Typically, when a thread tries to acquire an already locked mutex it will go to sleep and give up its time slice, allowing another thread to run immediately instead. If the duration for which the mutex is held is extremely short, the time for putting the waiting thread to sleep and waking it up again to retry can easily be longer. In such cases spinlocks can be used to increase performance, by continuously trying to acquire the lock without sleeping. Side note: Obviously, it makes no sense to use spinlocks in systems with a single CPU core. Polling for the spinlock to become available would only prevent the single available CPU core from running the other thread to release the lock.
To deep dive into the multitude of spinlock implementations, it’s crucial to understand what their key characteristics are. Generally, spinlocks can be grouped into fair and unfair as well as scalable and unscalable implementations. In addition, we look at the spinlock’s memory footprint. The three properties are discussed in more detail in the rest of this post.
For all the nitty-gritty architectural details of concrete C++11 spinlock implementations read the upcoming blog posts about Test-And-Set (TAS) Locks, Ticket Locks and MCS Locks. I’ll upload the source code to this Github repository.
Existing spinlock variants have very different performance characteristics under contention. A lock is said to be contented when there are multiple threads concurrently trying to acquire the lock while it’s taken. The performance of unscalable spinlock implementations degrades as the number of threads trying to acquire the lock concurrently goes up. The performance of simple Ticket or TAS Locks for example drops exponentially with increasing numbers of threads. In contrast, scalable spinlock implementations – like e.g. the MCS Lock – exhibit no degradation in performance even for large numbers of threads. The scalability graph of the optimal spinlock vs the Ticket Lock is depicted in the graph below.
Crucial for the scalability of spinlocks is the amount of cache line invalidations which take place when the lock is acquired and released. Cache line invalidations take place when e.g. a thread modifies a synchronization variable while leaving a critical section (CS) on which other threads are polling at the same time. Suddenly, cache line copies stored in caches of other CPU cores are not valid anymore.
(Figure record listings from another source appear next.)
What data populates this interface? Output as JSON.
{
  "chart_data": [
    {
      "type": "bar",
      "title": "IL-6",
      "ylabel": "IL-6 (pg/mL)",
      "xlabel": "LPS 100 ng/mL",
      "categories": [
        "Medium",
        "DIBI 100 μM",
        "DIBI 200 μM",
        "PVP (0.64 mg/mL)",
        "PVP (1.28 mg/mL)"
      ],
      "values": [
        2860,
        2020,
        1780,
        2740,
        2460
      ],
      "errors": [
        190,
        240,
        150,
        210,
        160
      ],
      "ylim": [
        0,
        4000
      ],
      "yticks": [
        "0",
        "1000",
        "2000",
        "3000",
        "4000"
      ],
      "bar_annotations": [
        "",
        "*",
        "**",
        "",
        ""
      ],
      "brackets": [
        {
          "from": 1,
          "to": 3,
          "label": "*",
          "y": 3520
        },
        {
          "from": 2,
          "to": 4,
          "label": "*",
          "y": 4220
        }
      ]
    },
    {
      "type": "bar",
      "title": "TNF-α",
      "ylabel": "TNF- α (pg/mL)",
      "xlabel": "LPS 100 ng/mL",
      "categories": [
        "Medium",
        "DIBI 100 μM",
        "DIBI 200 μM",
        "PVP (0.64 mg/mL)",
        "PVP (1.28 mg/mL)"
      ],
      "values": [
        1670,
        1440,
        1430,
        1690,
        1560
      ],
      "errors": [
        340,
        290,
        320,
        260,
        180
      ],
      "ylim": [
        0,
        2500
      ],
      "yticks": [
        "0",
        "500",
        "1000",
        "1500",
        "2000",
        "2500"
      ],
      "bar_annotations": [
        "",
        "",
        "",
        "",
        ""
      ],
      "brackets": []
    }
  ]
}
Accordingly, these cache lines must be invalidated and reobtained from the CPU core’s cache which modified it. Thus, the number of cache line invalidations which occur when the spinlock is acquired/released is often used as a metric to compare spinlock implementations with each other. Usually, scalable spinlocks require
O(1) many cache line invalidations to acquire/release the lock, while unscalable spinlocks require
Advanced scalable spinlock implementations may not only take the total number of CPU cores in a system into account, but also the details of the underlying cache coherency mechanism. For example in systems with multiple CPUs and non-uniform memory access times (NUMA), inter-core communication costs may vary greatly. For example in a NUMA system with multiple multi-core CPUs it’s entirely possible to pass a lock to another core within in the same CPU in less time than to a core of another CPU.
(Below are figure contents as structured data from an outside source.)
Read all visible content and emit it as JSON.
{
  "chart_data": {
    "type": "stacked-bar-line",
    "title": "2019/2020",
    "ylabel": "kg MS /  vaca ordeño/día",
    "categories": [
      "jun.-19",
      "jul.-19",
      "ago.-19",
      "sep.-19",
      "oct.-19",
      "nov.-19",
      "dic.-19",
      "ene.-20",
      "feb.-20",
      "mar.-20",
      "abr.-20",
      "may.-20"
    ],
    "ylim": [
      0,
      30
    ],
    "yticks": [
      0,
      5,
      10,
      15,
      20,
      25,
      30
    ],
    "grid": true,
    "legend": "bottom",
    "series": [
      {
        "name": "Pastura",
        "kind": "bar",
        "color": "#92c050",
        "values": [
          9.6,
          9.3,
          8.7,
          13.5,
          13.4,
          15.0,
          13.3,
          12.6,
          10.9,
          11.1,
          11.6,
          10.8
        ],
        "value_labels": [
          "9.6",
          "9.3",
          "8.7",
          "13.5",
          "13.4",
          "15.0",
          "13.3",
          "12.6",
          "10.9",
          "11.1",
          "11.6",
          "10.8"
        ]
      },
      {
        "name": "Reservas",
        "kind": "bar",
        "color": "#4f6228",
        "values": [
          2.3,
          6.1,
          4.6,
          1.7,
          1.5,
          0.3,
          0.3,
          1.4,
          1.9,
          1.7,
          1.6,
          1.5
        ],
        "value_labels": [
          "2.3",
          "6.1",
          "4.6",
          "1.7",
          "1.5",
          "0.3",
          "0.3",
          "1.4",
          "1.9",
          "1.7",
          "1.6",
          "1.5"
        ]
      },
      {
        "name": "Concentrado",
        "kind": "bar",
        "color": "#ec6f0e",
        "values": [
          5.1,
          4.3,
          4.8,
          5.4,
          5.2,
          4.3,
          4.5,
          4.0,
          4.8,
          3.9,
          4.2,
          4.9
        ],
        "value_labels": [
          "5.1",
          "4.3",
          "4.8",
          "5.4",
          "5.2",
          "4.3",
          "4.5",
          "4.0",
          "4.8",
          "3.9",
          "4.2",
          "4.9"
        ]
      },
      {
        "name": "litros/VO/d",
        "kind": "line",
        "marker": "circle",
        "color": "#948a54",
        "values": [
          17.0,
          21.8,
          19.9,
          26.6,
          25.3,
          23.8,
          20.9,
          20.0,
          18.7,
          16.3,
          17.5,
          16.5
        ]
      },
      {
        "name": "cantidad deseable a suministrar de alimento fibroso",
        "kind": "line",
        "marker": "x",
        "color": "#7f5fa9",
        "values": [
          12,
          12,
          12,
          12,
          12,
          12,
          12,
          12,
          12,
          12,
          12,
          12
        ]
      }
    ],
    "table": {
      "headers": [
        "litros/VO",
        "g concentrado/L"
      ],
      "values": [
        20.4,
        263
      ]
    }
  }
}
Fair spinlocks guarantee that the same thread may never reacquire the lock if there are other threads trying to acquire the same lock at the same time. Fair spinlocks maintain a first-in-first-out (FIFO) order among the threads attempting to acquire the lock.
Often, unfair spinlocks trade latency for throughput, while fair spinlocks trade throughput for latency. Consider the following example. Let’s say we’re running
t threads each performing
n/t loop iterations in which they try to enter a CS. When using an unfair spinlock, in the worst case (at least in theory) every thread could enter the CS
n/t times in a row instead of alternating with lock acquisition between threads. In certain scenarios this can boost throughput considerably, because the number of expensive cache line invalidations is reduced. However, the time until any other thread may enter the CS rises. In theory this can lead to starvation. In practice the cache coherency protocol should ensure that no starvation occurs.
Typically, the performance of fair spinlocks drops extremely when the number of threads competing for the same lock is greater than the number of CPU cores in the system. The reason for this is that the thread which is next in the sequence to acquire the lock might be sleeping. In contrast to unfair spinlocks, during the time the next thread is sleeping no other thread can acquire the lock because of the strict acquisition order guaranteed by the fair lock. This property is sometimes referred to as preemption intolerance.
Generally, the required memory to store
l spinlocks can depend on the number of threads
t which are using the lock. While some spinlock implementations require only constant memory for
t threads, other’s memory footprint scales linearly with the number of threads. The amount of needed memory to store a spinlock mostly doesn’t matter, because the memory footprint for the majority of locks is in the order of a few dozen bytes per thread. Mostly it’s a multiple of the CPU’s cache line size to account for false sharing. However, there are cases where the memory footprint plays an important role. Examples are extremely memory-constrained environments or applications that require vast amounts of spinlocks e.g. for fine-grained locking of lots of small pieces of data.